The point here is that there are good reasons to want to use different systems together and then you end up putting in lot of effort working around the limitations of the specialized environments.
It sounds like you're basically proposing Plan 9--lots of very small, single-purpose components with one standardized way of passing data between them used across the entire system.
Also, you can ask a lot of people to give up binary compatibility and be okay, but asking people to give up source compatibility and change applications is a much, much harder pill to swallow. Specialized environments (like the syscall-shipping CNK on Blue Gene like jedbrown mentions) are usually seen as something to work around because they are impediments to productivity. A more robust system wouldn't be considered useful if everyone has to start from scratch.

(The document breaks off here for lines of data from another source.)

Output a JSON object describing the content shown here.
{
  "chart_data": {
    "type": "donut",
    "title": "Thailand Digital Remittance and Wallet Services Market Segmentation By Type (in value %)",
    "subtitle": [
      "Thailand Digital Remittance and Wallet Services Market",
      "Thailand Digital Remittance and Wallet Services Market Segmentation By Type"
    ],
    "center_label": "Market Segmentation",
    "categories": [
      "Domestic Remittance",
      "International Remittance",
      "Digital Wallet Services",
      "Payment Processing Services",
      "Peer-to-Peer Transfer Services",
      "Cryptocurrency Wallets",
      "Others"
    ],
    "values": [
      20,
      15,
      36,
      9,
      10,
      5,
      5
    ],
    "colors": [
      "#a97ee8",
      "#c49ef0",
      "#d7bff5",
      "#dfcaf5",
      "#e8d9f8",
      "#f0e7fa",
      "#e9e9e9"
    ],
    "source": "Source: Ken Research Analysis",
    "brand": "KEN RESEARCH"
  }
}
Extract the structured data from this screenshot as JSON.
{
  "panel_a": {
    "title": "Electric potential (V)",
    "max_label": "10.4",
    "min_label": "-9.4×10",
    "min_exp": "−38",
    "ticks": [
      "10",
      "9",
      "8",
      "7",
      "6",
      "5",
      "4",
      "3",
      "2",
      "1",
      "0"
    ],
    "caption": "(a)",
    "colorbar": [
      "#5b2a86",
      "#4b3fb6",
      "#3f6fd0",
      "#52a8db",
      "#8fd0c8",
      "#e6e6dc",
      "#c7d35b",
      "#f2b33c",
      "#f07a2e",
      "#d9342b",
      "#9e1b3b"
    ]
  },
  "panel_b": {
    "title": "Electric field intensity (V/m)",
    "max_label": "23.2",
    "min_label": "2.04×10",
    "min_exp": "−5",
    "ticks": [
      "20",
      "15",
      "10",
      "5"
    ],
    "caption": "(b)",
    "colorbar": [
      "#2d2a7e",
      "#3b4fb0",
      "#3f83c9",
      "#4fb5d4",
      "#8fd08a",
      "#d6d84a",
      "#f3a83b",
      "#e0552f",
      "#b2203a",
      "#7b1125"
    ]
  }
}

I'm not really interested in what's "considered useful". Look at the state of web applications. Basically what we could already do in 1996 but using more resources and full of ads and other distractions. And yet to many people this step backwards represents state of the art computing. "Productivity" is highly overrated. Computers are already extremely useful without a bunch of gimmicks. Most of the Web 2.0 companies are creating the desire for their own product. Facebook has turned family photo sharing into a circus show. It doesn't serve any need other than to push for more neomaniacal computerisation. Some people will want to share family photos over the web. We can do that with very simple software. It can even be loaded on demand and sandboxed without any configuration without a hugely complex platform. _Simple_ virtual machines capable of this kind of work aren't hard to construct. But people keep chasing idiotic benchmarks instead. And if it's too slow then change the hardware to make sandboxing easier.
Each hardware device is accessed by a single process at a time. Any multiplexing that needs to be fast is done in hardware. Other multiplexing can be done in user space. For example, and application can request a dedicated channel to some blocks on the hard disk (adjudicated by the OS) or just use another hard disk. Remember, we're building simple applications here so things don't need to constantly write off the the disk for various tasks. You would only be dealing with the disk if your actual data was too big to fit into memory. Cases like that need careful design, not delegation off to some other programmer who doesn't know your problem.
If you're running a server application you split it into some reasonable number of tasks and allocate cores to them as needed. Nothing else runs on the system at all. If you need more cores either upgrade your hardware or you build another identical machine and talk to it over the network. If you look at the way Moore designs, he's crafting a complete artifact to solve a specific problem, not just throwing generic parts together.